The point was crystallized last week when law enforcement officials publicly released never-before-seen video from the museum’s security system. It sparked an Internet frenzy as people sought to enhance the video and identify an unknown man whom a guard had let into the museum 24 hours before the robbery, in violation of security protocol and under questionable circumstances.

Analysts, some with old ties to the Gardner probe, question whether new technology can or has been used to examine pieces of original evidence in the case, such as the duct tape used to tie down the guards on duty that night and the handcuffs placed on them.
“Any of the original items that were seized at the time of the crime could be retested with better technology now, so that could be one area where they could make some progress,” said Brian Kelly, a lawyer with Nixon Peabody and the former head of the public corruption unit in the US attorney’s office, who oversaw the Gardner investigation.
Any strategy to raise public awareness of the artworks, Kelly said, can aid in the investigation, noting it was a public tip that led to the arrest and ultimate conviction in 2013 of notorious gangster James “Whitey” Bulger.
“Certainly, keeping it in the news is helpful because it does lead to tips, and at some point they will get lucky,” Kelly said. “They just have to get lucky once.”
Kristen Setera, a spokeswoman for the Boston office of the FBI, said she could not say whether any of the evidence from the night of the robbery has been tested with new technology, citing the sensitivity of the ongoing investigation.
She said, however, that authorities received more than 40 tips related to last week’s release of the surveillance footage, and investigators “are working diligently to vet them all.”
The release of the video pumped new vigor into the decades-old investigation, which has long stymied law enforcement officials.
Two men posting as police officers entered the museum just after 1 a.m. on March 18, 1990, saying they were responding to a disturbance. After they tied up the guards, they made off with 13 works, including a Vermeer, a Manet, and three Rembrandts, one of them his only seascape, “The Storm on the Sea of Galilee.”
No one was ever charged, and the museum has offered a $5 million reward for the return of the works of art. US Attorney Carmen M. Ortiz said she would consider granting immunity to anyone who has the paintings in exchange for their return.
“The issue now is maybe convincing someone to take the reward money that’s on the table,” said Thomas Shamshak, a private investigator and a former police detective and chief in several towns in Massachusetts, who has followed the case.
Recently, attention again turned to an aging Connecticut mobster whom authorities suspect has information about the location of the paintings that he is withholding. Officials said in court records filed last week that reputed Philadelphia Mafia soldier Robert Gentile has lied about the paintings. He claimed to a cooperating witness in 2010 that he had access to two paintings and wanted to sell them, though Gentile has told authorities he did not know the location of the paintings. He failed lie detector tests.
Attention in the past week also turned to former Gardner guard Richard Abath, who let the two police officers into the museum the night of the robbery.

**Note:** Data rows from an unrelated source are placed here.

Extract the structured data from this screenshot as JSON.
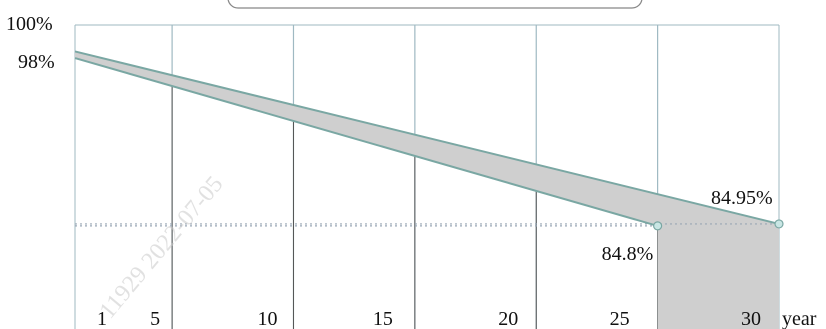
{
  "chart_data": {
    "type": "area",
    "title": "",
    "xlabel": "year",
    "ylabel": "",
    "xlim": [
      1,
      30
    ],
    "ylim": [
      77,
      100
    ],
    "grid": true,
    "x_ticks": [
      "1",
      "5",
      "10",
      "15",
      "20",
      "25",
      "30"
    ],
    "y_ticks": [
      "100%",
      "98%"
    ],
    "series": [
      {
        "x": [
          1,
          30
        ],
        "values": [
          98.0,
          84.95
        ]
      },
      {
        "x": [
          1,
          25
        ],
        "values": [
          97.5,
          84.8
        ]
      }
    ],
    "annotations": [
      {
        "text": "84.95%",
        "x": 30,
        "y": 84.95
      },
      {
        "text": "84.8%",
        "x": 25,
        "y": 84.8
      }
    ],
    "watermark": "11929 2022-07-05"
  },
  "colors": {
    "fill": "#cfcfcf",
    "line": "#7aa7a3",
    "grid": "#9fb9c2",
    "marker_fill": "#c9e6e4",
    "dotted": "#9aa7b5"
  },
  "text": {
    "y_top": "100%",
    "y_98": "98%",
    "x_unit": "year"
  }
}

Abath has denied any wrongdoing, but the museum footage released last week shows him letting an unidentified man into the museum the night before the heist — leading authorities to question whether it was a dry run of the robbery. He never disclosed that he let anyone into the museum under such circumstances.
Abath, now in his late 40s and living in Brattleboro, Vt., could not be reached for comment despite numerous attempts to get in touch with him. He has told authorities he has no recollection of the encounter and cannot identify the man in the video.
The former guard chronicled the theft in his college theses in 2010 for a creative nonfiction writing program, which was obtained this week by The Boston Globe.
In it, he writes that he was surprised when FBI agents approached him 18 years after the theft, saying they evidently never discounted him as a suspect.
He said at that time that he was considering writing a book because, “I wonder if some detail that I don’t know is important might turn out to be very important.”